Yönetmenle ilişki kurarak, konuşarak ve anlamaya çalışarak. Yönetmenin kafasındakini anlamaya çalışıyorum. Anlamadığım zaman prova esnasında anlayacağıma dair bir hissim vardır. Prova çok iç açıcı bir şey. Tiyatrodan bizim çok ciddi bir alışkanlığımızdır bu. Yönetmen olarak Erkan’ın kendisi de provaya çok güvenen biriydi. Bu anlamda çok rahat ettik. Anlamadığım şeyleri de oynadım.
Bu filmden mi bahsediyoruz?
Bu filmde de var ama genel olarak vardır hep. Her şeyi anlamaya çalışmayı anlamlı bulmuyorum. O zaman çok tarifli bir şey oynarsın. Daha evvel söylediğim gibi oyuncu bir araç. Bunu düşünürüm. Oyunculuğu önemserim ama işçi bir tarafının olduğunu da hatırlarım. İşçilik de bir meseleyi mümkün kılmak için çalışır çünkü. Tek başına o mükemmelliğe, mükemmel oyunculuğa inanmam. Hikâyeyi iyi taşıyan oyuncuya inanırım.
Çok prova aldınız mı?
Aldık. Tiyatroya oranla çok sayılmaz ama benim, içinde olduğum en fazla prova aldığımız projelerden biri oldu. Genelde filmlerde bir miktar çalışır ve çekime geçeriz. Yüz yüze bir prova süreci aldık. Sonra Zoom üzerinden devam ettik. İstanbul’da gelebilen oyuncularla bir hafta on gün kadar mekânda filmi baştan sona çalıştık. Gelemeyenler ile yönetmen karşımızda oynadı (gülüyor). Çok oyuncu odaklı bir çekim süreciydi. Oyun olmadıkça geçit yoktu diyebilirim.
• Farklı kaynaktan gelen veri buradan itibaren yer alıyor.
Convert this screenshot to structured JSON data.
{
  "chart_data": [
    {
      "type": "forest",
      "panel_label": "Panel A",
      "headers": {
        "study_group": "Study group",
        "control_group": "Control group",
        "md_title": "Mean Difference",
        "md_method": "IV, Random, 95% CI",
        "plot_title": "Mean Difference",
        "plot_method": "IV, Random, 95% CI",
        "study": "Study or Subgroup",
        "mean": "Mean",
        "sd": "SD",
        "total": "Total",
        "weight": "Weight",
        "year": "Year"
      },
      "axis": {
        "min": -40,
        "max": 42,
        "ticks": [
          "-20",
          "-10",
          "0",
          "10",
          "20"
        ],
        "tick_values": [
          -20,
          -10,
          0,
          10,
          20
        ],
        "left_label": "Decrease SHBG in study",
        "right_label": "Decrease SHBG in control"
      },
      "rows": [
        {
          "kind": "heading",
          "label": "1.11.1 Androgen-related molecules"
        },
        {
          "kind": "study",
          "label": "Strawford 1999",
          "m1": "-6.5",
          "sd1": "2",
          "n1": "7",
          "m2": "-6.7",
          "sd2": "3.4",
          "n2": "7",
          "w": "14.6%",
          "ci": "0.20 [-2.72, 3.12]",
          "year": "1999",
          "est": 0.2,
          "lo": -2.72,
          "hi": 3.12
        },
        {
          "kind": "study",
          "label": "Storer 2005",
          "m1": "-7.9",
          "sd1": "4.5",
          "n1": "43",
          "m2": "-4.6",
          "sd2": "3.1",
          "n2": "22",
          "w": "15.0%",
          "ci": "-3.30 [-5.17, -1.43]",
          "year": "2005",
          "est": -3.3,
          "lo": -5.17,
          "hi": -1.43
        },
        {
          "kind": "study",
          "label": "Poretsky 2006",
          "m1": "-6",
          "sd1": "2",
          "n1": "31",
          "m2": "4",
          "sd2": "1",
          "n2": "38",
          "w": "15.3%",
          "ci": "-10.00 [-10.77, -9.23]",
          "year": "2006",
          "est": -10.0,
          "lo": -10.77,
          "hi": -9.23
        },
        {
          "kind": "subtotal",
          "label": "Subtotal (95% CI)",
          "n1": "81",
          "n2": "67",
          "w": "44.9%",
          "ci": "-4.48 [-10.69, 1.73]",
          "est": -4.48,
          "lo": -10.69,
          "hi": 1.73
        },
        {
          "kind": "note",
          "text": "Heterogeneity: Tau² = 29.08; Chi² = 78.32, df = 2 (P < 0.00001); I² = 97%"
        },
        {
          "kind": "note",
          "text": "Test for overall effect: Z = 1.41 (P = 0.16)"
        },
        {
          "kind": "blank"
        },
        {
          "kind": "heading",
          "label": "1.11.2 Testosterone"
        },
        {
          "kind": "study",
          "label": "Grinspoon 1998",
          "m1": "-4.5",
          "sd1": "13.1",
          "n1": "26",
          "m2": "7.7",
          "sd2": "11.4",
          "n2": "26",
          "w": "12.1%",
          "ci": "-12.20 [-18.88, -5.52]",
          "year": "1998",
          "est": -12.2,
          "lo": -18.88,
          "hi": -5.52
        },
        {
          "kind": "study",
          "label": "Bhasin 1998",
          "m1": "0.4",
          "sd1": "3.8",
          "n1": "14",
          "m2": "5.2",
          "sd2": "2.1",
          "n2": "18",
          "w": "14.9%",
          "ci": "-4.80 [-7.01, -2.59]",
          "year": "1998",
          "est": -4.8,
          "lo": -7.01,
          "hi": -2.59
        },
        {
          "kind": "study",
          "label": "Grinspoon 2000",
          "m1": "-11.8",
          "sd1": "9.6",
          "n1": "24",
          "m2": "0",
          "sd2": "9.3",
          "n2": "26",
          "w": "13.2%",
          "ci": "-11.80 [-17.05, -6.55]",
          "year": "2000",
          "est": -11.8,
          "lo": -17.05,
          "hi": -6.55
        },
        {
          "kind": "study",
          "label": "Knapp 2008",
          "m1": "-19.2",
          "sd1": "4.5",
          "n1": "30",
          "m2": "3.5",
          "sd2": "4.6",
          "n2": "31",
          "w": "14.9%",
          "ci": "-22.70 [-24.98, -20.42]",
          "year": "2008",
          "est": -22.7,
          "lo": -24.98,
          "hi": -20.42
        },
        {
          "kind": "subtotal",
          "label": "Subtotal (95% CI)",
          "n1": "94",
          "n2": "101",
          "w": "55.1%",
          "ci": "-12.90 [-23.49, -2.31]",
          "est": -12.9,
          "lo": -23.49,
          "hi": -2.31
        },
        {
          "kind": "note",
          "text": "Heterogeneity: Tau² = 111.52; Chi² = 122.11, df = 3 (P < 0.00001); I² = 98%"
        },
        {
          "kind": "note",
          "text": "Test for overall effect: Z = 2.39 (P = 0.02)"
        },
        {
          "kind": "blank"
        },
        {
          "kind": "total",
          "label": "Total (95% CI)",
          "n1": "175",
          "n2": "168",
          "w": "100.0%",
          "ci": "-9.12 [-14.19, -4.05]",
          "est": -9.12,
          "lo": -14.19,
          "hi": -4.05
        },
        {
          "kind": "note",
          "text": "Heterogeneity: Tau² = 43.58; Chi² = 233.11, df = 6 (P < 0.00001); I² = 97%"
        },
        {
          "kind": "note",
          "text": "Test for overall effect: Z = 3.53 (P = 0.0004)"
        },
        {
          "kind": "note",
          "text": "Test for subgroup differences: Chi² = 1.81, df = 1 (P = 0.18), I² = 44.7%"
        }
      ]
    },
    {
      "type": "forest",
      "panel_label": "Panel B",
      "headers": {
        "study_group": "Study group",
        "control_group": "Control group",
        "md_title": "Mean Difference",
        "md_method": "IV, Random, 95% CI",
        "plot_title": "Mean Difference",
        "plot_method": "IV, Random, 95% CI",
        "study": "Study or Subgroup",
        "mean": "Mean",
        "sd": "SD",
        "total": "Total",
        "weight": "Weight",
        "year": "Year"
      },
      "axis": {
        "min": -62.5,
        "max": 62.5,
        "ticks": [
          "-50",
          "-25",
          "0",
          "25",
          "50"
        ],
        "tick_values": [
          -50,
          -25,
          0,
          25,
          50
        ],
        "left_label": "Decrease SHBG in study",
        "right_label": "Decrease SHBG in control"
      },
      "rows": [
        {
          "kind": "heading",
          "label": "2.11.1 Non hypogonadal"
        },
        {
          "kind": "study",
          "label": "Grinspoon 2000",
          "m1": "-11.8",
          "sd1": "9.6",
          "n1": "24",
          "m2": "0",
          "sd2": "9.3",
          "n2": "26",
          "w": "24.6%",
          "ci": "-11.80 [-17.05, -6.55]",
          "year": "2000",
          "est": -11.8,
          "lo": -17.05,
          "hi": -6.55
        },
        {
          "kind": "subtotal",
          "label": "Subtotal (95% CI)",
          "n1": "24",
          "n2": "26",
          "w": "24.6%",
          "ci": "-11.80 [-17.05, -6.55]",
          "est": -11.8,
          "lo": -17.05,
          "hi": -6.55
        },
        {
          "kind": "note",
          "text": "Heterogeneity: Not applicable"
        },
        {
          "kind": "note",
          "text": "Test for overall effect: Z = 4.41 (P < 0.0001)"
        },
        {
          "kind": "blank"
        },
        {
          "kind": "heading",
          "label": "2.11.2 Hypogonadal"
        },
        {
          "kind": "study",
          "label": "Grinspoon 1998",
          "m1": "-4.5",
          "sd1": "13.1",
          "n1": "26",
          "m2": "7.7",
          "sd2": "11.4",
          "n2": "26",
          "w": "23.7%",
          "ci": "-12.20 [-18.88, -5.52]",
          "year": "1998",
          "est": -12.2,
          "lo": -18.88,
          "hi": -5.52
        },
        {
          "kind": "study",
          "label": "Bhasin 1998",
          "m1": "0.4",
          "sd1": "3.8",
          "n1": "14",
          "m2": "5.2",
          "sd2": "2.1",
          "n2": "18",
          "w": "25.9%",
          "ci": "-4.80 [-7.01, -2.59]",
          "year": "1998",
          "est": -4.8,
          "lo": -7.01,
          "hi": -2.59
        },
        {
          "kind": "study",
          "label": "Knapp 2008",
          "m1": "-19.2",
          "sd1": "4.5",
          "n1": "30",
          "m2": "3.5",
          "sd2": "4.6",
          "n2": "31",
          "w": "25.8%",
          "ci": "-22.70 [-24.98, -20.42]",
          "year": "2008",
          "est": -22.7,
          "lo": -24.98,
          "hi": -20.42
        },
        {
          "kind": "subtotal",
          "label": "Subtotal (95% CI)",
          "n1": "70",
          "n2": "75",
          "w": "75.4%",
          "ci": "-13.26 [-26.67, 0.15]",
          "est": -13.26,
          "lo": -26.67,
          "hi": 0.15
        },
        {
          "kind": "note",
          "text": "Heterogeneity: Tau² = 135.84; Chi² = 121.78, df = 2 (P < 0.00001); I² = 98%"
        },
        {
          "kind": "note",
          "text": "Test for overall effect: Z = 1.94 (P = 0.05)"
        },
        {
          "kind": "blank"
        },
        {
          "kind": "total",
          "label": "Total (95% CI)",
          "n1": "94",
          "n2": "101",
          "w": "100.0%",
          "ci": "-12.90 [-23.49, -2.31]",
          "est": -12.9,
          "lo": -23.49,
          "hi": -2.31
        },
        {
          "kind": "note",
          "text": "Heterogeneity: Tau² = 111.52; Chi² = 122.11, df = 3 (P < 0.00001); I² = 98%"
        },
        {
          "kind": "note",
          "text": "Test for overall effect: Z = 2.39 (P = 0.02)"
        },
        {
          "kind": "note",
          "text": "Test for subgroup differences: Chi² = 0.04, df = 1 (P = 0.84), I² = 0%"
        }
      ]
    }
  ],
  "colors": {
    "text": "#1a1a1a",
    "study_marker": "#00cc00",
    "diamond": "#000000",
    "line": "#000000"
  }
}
Filmde en küçük rolden en büyüğüne herkesin kendisini rahatça ifade ettiği bir denge var. Karakterlerin hiçbiri iki boyutlu değil ve hepsinin mücadelesine tanık oluyoruz. İster istemez şunu düşünüyoruz: Bu dengeler ayrıca çalışılmış.
Orada oyuncunun çok değerli olduğu ama oyuncu olduğu için değil karakteri özelinde değerli olduğu kıstası var. Biz o karakterleri oynayacak kişiler olarak değerliyiz. Sadece salt oyuncu olduğumuz için değil. En küçük oyuncumuz Zuhal’e hayat veren Reyyan Sevim Bülbül’le sahnelerimiz aynı değer verilerek çalışıldı. Bu filmdeki farklı olan şeylerden biri de budur. Çok konforluydu. Benim için değerli bir tecrübe oldu. Filmi yüksek bir yere koyduğumuz için değil. Film çıktı bizden. Oyunculuk da öyle… Sevilir ya da sevilmez.